Describes the security measures to be taken to protect the data.​

  • What are the risks to data security and how will these be managed?
  • How will you control access to keep the data secure?
  • How will you ensure that collaborators can access your data securely?
  • How will you train others on security protocols?
  • If data are collected with mobile devices, how will you ensure it will be safely transferred into your main secured systems?
  • Example of Security:
  •  
  • "Only members in the research team can access to the research data saved in the share networked drive. No data will be taken off-site, except for the audio recording of the interviews. Such audio contents will be recorded by an iPad provided by the department with password protection. The audio files will then be transferred from iPad to PolyU Home Drive immediately after the interview. All the information stored in iPad will be cleared on daily basis by the department staff."
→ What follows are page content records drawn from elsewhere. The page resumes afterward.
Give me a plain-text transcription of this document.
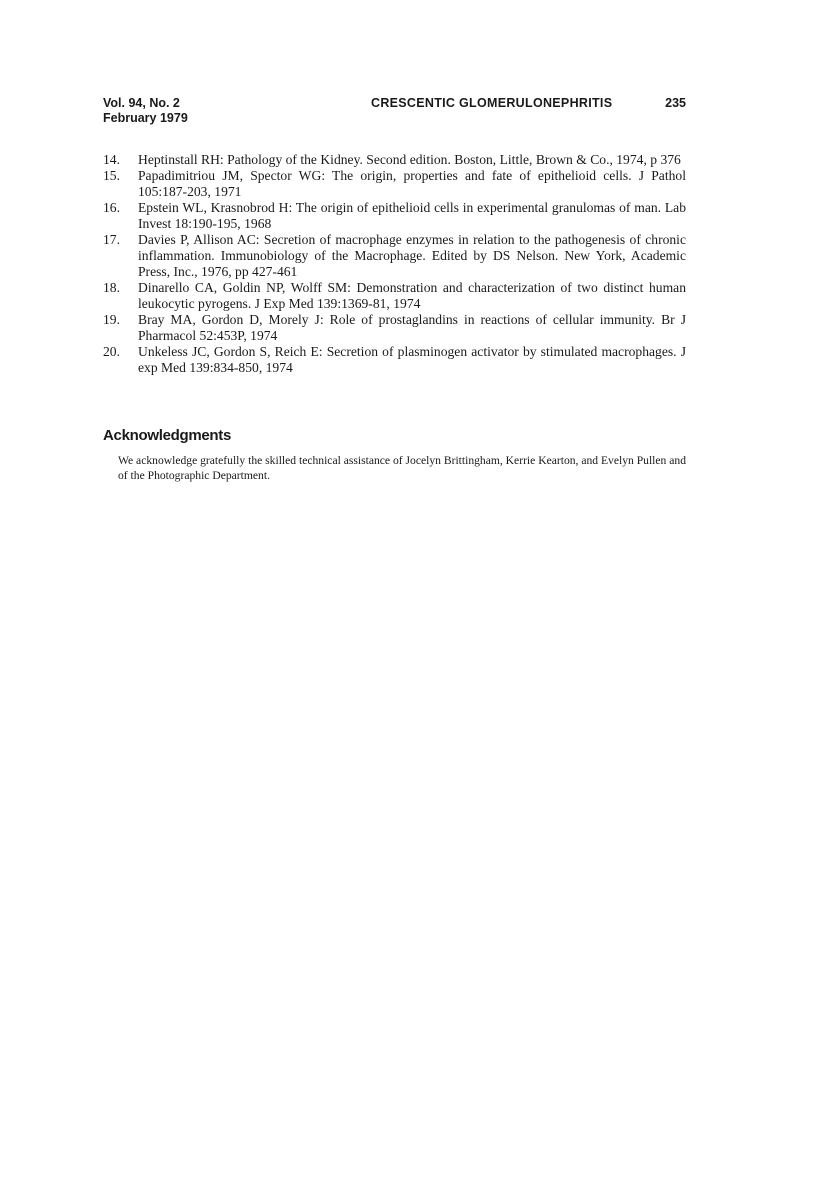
Vol. 94, No. 2
February 1979
CRESCENTIC GLOMERULONEPHRITIS	235
14. Heptinstall RH: Pathology of the Kidney. Second edition. Boston, Little, Brown & Co., 1974, p 376
15. Papadimitriou JM, Spector WG: The origin, properties and fate of epithelioid cells. J Pathol 105:187-203, 1971
16. Epstein WL, Krasnobrod H: The origin of epithelioid cells in experimental granulomas of man. Lab Invest 18:190-195, 1968
17. Davies P, Allison AC: Secretion of macrophage enzymes in relation to the pathogenesis of chronic inflammation. Immunobiology of the Macrophage. Edited by DS Nelson. New York, Academic Press, Inc., 1976, pp 427-461
18. Dinarello CA, Goldin NP, Wolff SM: Demonstration and characterization of two distinct human leukocytic pyrogens. J Exp Med 139:1369-81, 1974
19. Bray MA, Gordon D, Morely J: Role of prostaglandins in reactions of cellular immunity. Br J Pharmacol 52:453P, 1974
20. Unkeless JC, Gordon S, Reich E: Secretion of plasminogen activator by stimulated macrophages. J exp Med 139:834-850, 1974
Acknowledgments
We acknowledge gratefully the skilled technical assistance of Jocelyn Brittingham, Kerrie Kearton, and Evelyn Pullen and of the Photographic Department.
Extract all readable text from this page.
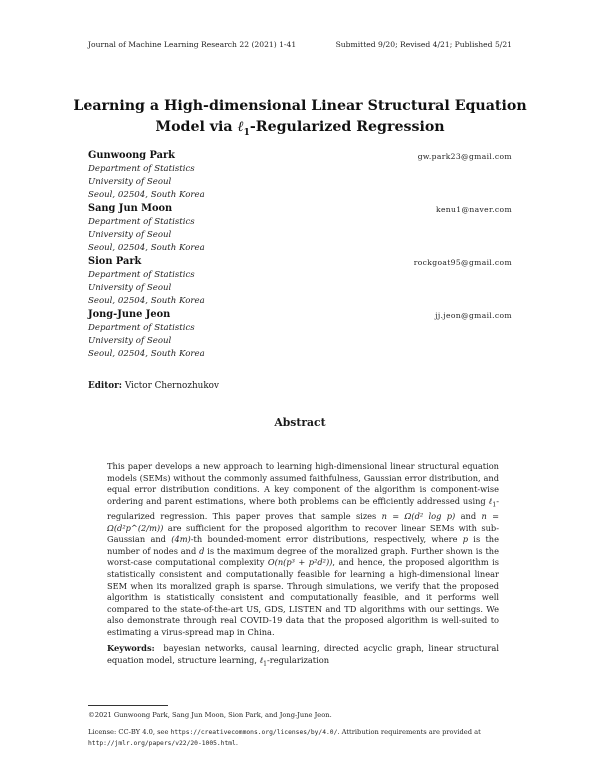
Journal of Machine Learning Research 22 (2021) 1-41	Submitted 9/20; Revised 4/21; Published 5/21
Learning a High-dimensional Linear Structural Equation
Model via ℓ$_1$-Regularized Regression
Gunwoong Park	gw.park23@gmail.com
Department of Statistics
University of Seoul
Seoul, 02504, South Korea
Sang Jun Moon	kenu1@naver.com
Department of Statistics
University of Seoul
Seoul, 02504, South Korea
Sion Park	rockgoat95@gmail.com
Department of Statistics
University of Seoul
Seoul, 02504, South Korea
Jong-June Jeon	jj.jeon@gmail.com
Department of Statistics
University of Seoul
Seoul, 02504, South Korea
Editor: Victor Chernozhukov
Abstract
This paper develops a new approach to learning high-dimensional linear structural equation models (SEMs) without the commonly assumed faithfulness, Gaussian error distribution, and equal error distribution conditions. A key component of the algorithm is component-wise ordering and parent estimations, where both problems can be efficiently addressed using ℓ$_1$-regularized regression. This paper proves that sample sizes n = Ω(d² log p) and n = Ω(d²p^(2/m)) are sufficient for the proposed algorithm to recover linear SEMs with sub-Gaussian and (4m)-th bounded-moment error distributions, respectively, where p is the number of nodes and d is the maximum degree of the moralized graph. Further shown is the worst-case computational complexity O(n(p³ + p²d²)), and hence, the proposed algorithm is statistically consistent and computationally feasible for learning a high-dimensional linear SEM when its moralized graph is sparse. Through simulations, we verify that the proposed algorithm is statistically consistent and computationally feasible, and it performs well compared to the state-of-the-art US, GDS, LISTEN and TD algorithms with our settings. We also demonstrate through real COVID-19 data that the proposed algorithm is well-suited to estimating a virus-spread map in China.
Keywords: bayesian networks, causal learning, directed acyclic graph, linear structural equation model, structure learning, ℓ$_1$-regularization
©2021 Gunwoong Park, Sang Jun Moon, Sion Park, and Jong-June Jeon.
License: CC-BY 4.0, see https://creativecommons.org/licenses/by/4.0/. Attribution requirements are provided at http://jmlr.org/papers/v22/20-1005.html.
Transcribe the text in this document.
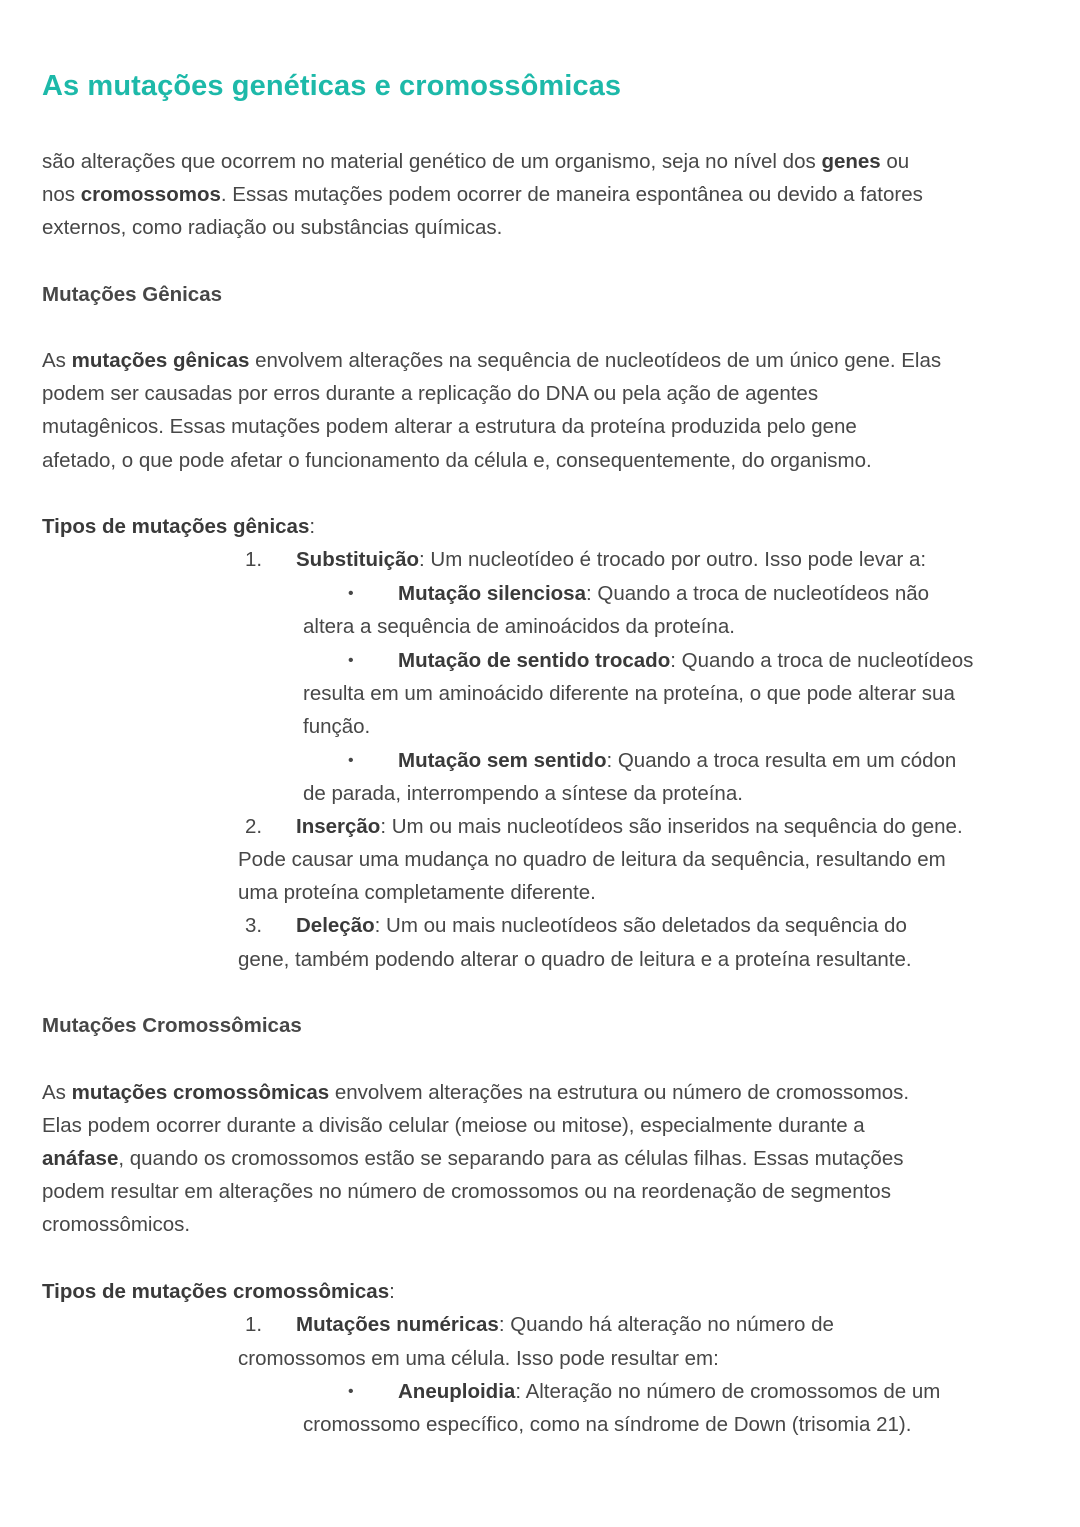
As mutações genéticas e cromossômicas
são alterações que ocorrem no material genético de um organismo, seja no nível dos genes ou
nos cromossomos. Essas mutações podem ocorrer de maneira espontânea ou devido a fatores
externos, como radiação ou substâncias químicas.
Mutações Gênicas
As mutações gênicas envolvem alterações na sequência de nucleotídeos de um único gene. Elas
podem ser causadas por erros durante a replicação do DNA ou pela ação de agentes
mutagênicos. Essas mutações podem alterar a estrutura da proteína produzida pelo gene
afetado, o que pode afetar o funcionamento da célula e, consequentemente, do organismo.
Tipos de mutações gênicas:
1. Substituição: Um nucleotídeo é trocado por outro. Isso pode levar a:
• Mutação silenciosa: Quando a troca de nucleotídeos não
altera a sequência de aminoácidos da proteína.
• Mutação de sentido trocado: Quando a troca de nucleotídeos
resulta em um aminoácido diferente na proteína, o que pode alterar sua
função.
• Mutação sem sentido: Quando a troca resulta em um códon
de parada, interrompendo a síntese da proteína.
2. Inserção: Um ou mais nucleotídeos são inseridos na sequência do gene.
Pode causar uma mudança no quadro de leitura da sequência, resultando em
uma proteína completamente diferente.
3. Deleção: Um ou mais nucleotídeos são deletados da sequência do
gene, também podendo alterar o quadro de leitura e a proteína resultante.
Mutações Cromossômicas
As mutações cromossômicas envolvem alterações na estrutura ou número de cromossomos.
Elas podem ocorrer durante a divisão celular (meiose ou mitose), especialmente durante a
anáfase, quando os cromossomos estão se separando para as células filhas. Essas mutações
podem resultar em alterações no número de cromossomos ou na reordenação de segmentos
cromossômicos.
Tipos de mutações cromossômicas:
1. Mutações numéricas: Quando há alteração no número de
cromossomos em uma célula. Isso pode resultar em:
• Aneuploidia: Alteração no número de cromossomos de um
cromossomo específico, como na síndrome de Down (trisomia 21).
6. Selection & Preservation

Lists out how will you select the data for long-term preservation and where will you preserve them.

 Selection

     Decides which data to keep and for how long.​

  • What data must be retained or destroyed for contractual, legal, or regulatory purposes?
  • How will you decide what data to keep?
  • How long will the data be retained and preserved?
  • Example of Selection:
  •  
  • "All anonymized data, metadata, and relevant documentation will be stored in figshare, an open data repository.
  •  
  • Data with sensitive personal information will be kept in PolyU Home Drive for 5 years. After that it will be destroyed through secure disposal service provided by the University."

 Preservation

Presents how data that have long-term value will be preserved beyond the research project.​

  • Where will you save the data for long-term access purpose, e.g. in any repository or archive?
  • Will you use any third party repositories to preserve your data?
  • What costs (if any) will your selected data repository or archive charge?
  • Have you budgeted the time and effort fo preparing the preservation and sharing of the data?
  • Example of Preservation:
  •  
  • "At the completion of project, the principal investigator will deposit the data and all documentation files in figshare to ensure long-term preservation and access. All data will be converted into open file format, e.g. .csv, .txt, .pdf, .wav, etc. Both the original and converted files will be deposited."

7. Data Sharing

Explains how you will share your data and specifies if there are foreseeable restrictions on sharing.

 Sharing

     Identifies the mechanism you will use to share your data.​

  • Who is the audience for your data?
  • How will potential users find your data?
  • With whom will you share the data, and under what conditions?
  • Will you share data via a repository, handle requests directly or use another mechanism?
  • When will you make the data available?
  • Will you pursue getting a persistent identifier for your data?
  • Example of Sharing:
  •  
  • "The research data can be reused by researchers working in [your research topic] area to generate new hypotheses to explain current findings. In addition, we also expect the data to be used by practitioners and policymakers.
  •  
  • The data will be deposited in figshare at the completion of the project. All items deposited in figshare will be assigned with a DataCite DOI as a persistent identifier. We will indicate in the publications generated from this project that interested researchers can access the data via figshare or via the DOI provided."

 Restrictions

States if there is any restriction or embargo period as a result of political, commercial or patent reasons.​

  • Are there any requirements for the data sharing system you chose?
  • What action will you take to overcome or minimize restrictions?
  • For how long do you need exclusive use of the data and why?  
  • Will a data sharing agreement (or equivalent) be required?
  • Example of Restrictions:
  •  
  • "Unless there is an embargo requirement imposed by the journal publisher, the data will be opened for reuse as soon as the manuscript created from this project has been accepted by the publisher."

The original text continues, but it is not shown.